Over the weekend, I reported that Paul Tierney was well over half way through his attempt to break Steve Birkinshaw’s 214-Peak Wainwright Record. Well, I am extremely happy to say that Paul has indeed broken the record by almost 7 hours. If anyone has seen Steve’s film which followed his then record setting run in 2014, you’ll be aware of physical and mental toll it took on him, and more over, the will power it took to fight an ever rising level of fatigue.
We have yet to see some of the many images and short videos that will surface from the fells, which will link together to form a story that at this very moment I doubt Paul’s mind is capable of recalling. Such is the magnitude of the physical and mental endeavour he has undertaken, there are only a select few individuals capable of completing such tasks in such rapid times.
One person who has already shared his respect and admiration is Kilian Jornet.
To put Paul’s achievement into persecutive, here are some of the statistics that made up 6 days and 6 hours of movement in the Lakeland fells.
- 318 miles
- 36,000 meters of elevation gain – the equivalent of 4 times up & down Everest
- 214 peaks
- Total Time – 6 Days 6 Hours 5 Minutes
How close was he to making a finishing time, that would represent the thoughts of the average person in the street, if they were to be asked who they thought up the challenge – the Devil / 666.
Paul beat the previous record, set by Steve Birkinshaw in 2014, by almost 7 hours. Steve has already composed a blog of his thoughts and experiences of Paul’s achievement HERE, it should be noted, Steve was present at multiple times throughout Paul’s attempt.
Paul battled sleep deprivation and all manner of weather conditions, before arriving to a hero’s welcome from a crowd of hundreds at the finish in Keswick.
Paul said: “The hardest bit was definitely the lack of sleep. I think I averaged just two hours of sleep in every 24 hours.
“The best bit was finishing. I was relieved to get to the end and that everything had worked out, because beforehand I was really stressed thinking about the things that could potentially go wrong.

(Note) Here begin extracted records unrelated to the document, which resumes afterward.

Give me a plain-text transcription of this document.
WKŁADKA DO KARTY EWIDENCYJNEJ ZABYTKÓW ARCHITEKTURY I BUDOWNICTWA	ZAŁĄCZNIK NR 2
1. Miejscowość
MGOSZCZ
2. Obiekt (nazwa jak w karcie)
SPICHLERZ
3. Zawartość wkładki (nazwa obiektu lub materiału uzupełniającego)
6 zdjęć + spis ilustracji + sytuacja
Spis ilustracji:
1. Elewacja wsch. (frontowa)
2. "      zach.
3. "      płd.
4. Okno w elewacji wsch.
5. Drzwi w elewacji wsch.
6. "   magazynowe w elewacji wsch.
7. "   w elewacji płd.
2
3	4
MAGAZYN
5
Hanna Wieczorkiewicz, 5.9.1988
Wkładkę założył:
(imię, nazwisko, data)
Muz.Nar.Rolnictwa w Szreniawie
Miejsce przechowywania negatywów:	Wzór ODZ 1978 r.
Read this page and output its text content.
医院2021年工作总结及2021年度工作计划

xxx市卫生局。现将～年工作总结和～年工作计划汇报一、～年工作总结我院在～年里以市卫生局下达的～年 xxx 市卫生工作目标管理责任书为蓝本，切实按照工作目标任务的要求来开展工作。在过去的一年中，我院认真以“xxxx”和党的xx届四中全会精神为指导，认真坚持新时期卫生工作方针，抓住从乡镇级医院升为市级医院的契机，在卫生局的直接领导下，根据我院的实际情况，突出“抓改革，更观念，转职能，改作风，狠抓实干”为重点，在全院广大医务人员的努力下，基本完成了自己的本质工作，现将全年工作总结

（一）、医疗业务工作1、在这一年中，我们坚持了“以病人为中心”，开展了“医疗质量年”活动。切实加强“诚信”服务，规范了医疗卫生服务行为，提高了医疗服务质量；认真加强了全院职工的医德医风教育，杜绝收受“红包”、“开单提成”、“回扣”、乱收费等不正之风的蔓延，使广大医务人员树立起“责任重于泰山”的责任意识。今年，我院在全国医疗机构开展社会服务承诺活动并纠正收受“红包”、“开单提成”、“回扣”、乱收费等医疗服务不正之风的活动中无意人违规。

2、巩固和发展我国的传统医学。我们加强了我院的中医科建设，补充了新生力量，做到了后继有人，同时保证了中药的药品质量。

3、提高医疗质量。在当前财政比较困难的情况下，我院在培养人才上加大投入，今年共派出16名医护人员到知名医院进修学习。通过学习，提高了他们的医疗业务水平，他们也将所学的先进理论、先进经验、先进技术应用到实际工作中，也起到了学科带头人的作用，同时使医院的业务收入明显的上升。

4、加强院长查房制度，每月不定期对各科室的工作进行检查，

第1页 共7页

“Seeing so many people in the street in Keswick cheering me on, then being up on the finish steps with my family and friends, having beaten the record, that was more than I could have hoped for.
“There were lows and times I thought I’m not sure if I can do this anymore, but I just kept pushing on. The awful Sunday night in the storm up on the fells around Fairfield, that is something I won’t forget.
“There were also lots of highs, like the Friday night over the Buttermere fells in great conditions and that last section from Newlands back to Keswick.
“Achieving the record wouldn’t have been possible without the brilliant support team I had. They literally did everything for me, so all I had to do was keep going!”
Paul followed a similar route to Steve, who spent months mapping out what he believed to be the quickest, continuous on-foot route over the 214 peaks that featured in Alfred Wainwright’s iconic seven-volume pictorial guide to the Lakeland fells.
The Irish-born running coach and ex-policeman slept, albeit briefly, in a van at road crossings, with groups of runners taking it in turns to pace and navigate him over different sections of the route.
The Windermere-based 36-year-old, who used inov-8 kit – including new graphene-grip shoes – during the attempt, finished the challenge wearing the Ambleside Athletics Club vest of his friend and team-mate Chris Stirling, who passed away recently. Paul ran in memory of Chris and has so far raised just under £28,000 for the charity MIND, UK. Donations can be made via Paul’s Justgiving page.
Lee Procter, inov-8 Global Communications & Ambassadors Manager, added: “What Paul achieved is truly staggering. He got to grips with one of the toughest ultra-running challenges imaginable and absolutely crushed it. To put it into perspective, he ran 12 back-to-back marathons over the England’s most gnarly mountain terrain in less than a week.”
I want to extend my own personal congratulations to Paul for what he has achieved and in doing so, raising awareness and funds for mental health.